Synode de l’Église Évangélique du Gabon : le courage de parler ou le risque de se taire
Le Synode de l’Église Évangélique du Gabon est désormais ouvert. Comme à chaque renouvellement des instances dirigeantes, les regards sont tournés vers les débats, les décisions et, bien sûr, les élections. Mais au-delà des candidatures et des équilibres institutionnels, une interrogation plus profonde s’impose : quel témoignage l’Église donnera-t-elle d’elle-même à ses fidèles et à la société ?
Dans la tradition bantu, les anciens sont les gardiens de l’ordre moral. Ils sont ceux qui préviennent les dérives avant qu’elles ne deviennent des habitudes. Leur autorité ne repose pas sur leur seule ancienneté, mais sur leur courage à rappeler les principes lorsque la communauté s’en éloigne.
Cette vision rejoint parfaitement l’Écriture. Les anciens ont reçu la responsabilité de veiller sur le troupeau, de préserver la saine doctrine, de protéger l’Église contre les divisions et de défendre la vérité, même lorsque celle-ci dérange. Ils ne sont pas appelés à être des observateurs silencieux, mais des sentinelles.
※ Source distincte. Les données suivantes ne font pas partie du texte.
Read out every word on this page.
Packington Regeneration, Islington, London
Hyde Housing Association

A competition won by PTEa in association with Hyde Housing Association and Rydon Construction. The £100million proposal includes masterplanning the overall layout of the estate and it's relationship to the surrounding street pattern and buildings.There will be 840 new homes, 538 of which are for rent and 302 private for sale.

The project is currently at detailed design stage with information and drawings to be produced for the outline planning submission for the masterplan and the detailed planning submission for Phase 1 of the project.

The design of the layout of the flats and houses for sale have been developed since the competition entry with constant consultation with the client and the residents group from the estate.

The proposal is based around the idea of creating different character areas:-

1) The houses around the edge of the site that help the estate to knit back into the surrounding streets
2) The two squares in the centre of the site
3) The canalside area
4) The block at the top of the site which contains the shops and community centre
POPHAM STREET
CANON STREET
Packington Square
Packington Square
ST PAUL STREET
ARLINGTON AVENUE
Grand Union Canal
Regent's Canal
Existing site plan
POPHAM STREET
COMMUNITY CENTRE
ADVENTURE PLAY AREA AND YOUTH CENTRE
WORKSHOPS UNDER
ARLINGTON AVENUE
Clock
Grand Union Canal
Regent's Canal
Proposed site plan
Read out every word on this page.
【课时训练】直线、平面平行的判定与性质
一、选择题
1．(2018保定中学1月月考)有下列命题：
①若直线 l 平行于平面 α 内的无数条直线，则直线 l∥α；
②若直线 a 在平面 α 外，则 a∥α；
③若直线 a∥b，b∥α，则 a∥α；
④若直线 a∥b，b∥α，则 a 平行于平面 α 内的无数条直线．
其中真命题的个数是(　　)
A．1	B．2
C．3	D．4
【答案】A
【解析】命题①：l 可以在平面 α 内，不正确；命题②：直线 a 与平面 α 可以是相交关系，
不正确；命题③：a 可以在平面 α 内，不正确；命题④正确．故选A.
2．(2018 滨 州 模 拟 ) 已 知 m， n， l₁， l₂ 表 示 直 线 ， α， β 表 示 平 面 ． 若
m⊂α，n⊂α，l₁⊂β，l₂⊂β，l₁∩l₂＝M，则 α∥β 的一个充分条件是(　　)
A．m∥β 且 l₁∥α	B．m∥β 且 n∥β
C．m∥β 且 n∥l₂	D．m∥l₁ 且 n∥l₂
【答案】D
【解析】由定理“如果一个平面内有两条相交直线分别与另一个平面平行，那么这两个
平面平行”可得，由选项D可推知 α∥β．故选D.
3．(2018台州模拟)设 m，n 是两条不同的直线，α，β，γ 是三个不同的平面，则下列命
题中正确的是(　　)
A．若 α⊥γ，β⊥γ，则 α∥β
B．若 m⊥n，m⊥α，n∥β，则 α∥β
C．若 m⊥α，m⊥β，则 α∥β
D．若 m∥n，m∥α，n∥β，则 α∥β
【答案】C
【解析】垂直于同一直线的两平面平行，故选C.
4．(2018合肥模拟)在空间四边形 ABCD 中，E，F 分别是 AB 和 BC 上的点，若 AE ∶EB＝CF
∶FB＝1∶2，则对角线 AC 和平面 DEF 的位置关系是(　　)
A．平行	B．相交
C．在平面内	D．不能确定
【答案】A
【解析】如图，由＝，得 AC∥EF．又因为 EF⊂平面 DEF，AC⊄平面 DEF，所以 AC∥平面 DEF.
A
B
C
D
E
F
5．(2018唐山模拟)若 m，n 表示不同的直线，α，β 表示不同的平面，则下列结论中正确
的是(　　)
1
Or, depuis plusieurs années, un malaise traverse une partie des fidèles. Beaucoup expriment leur inquiétude devant des situations qu’ils perçoivent comme des écarts par rapport aux valeurs chrétiennes ou aux règles qui organisent la vie de l’Église. Plus encore que ces situations elles-mêmes, c’est parfois le manque de prises de parole publiques des responsables les plus expérimentés qui nourrit leurs interrogations.
Dans la culture bantu, lorsqu’un ancien garde le silence face à une crise, la communauté s’interroge. Non parce qu’elle exige de lui des condamnations systématiques, mais parce qu’elle attend qu’il éclaire les consciences, rappelle les repères et contribue à restaurer la confiance.
Le Synode ne doit pas être réduit à un simple exercice électoral. Il est un rendez-vous spirituel. C’est le moment où l’Église examine sa fidélité à l’Évangile, à ses textes fondateurs et aux principes de justice, de transparence et d’intégrité qui doivent guider toute gouvernance chrétienne.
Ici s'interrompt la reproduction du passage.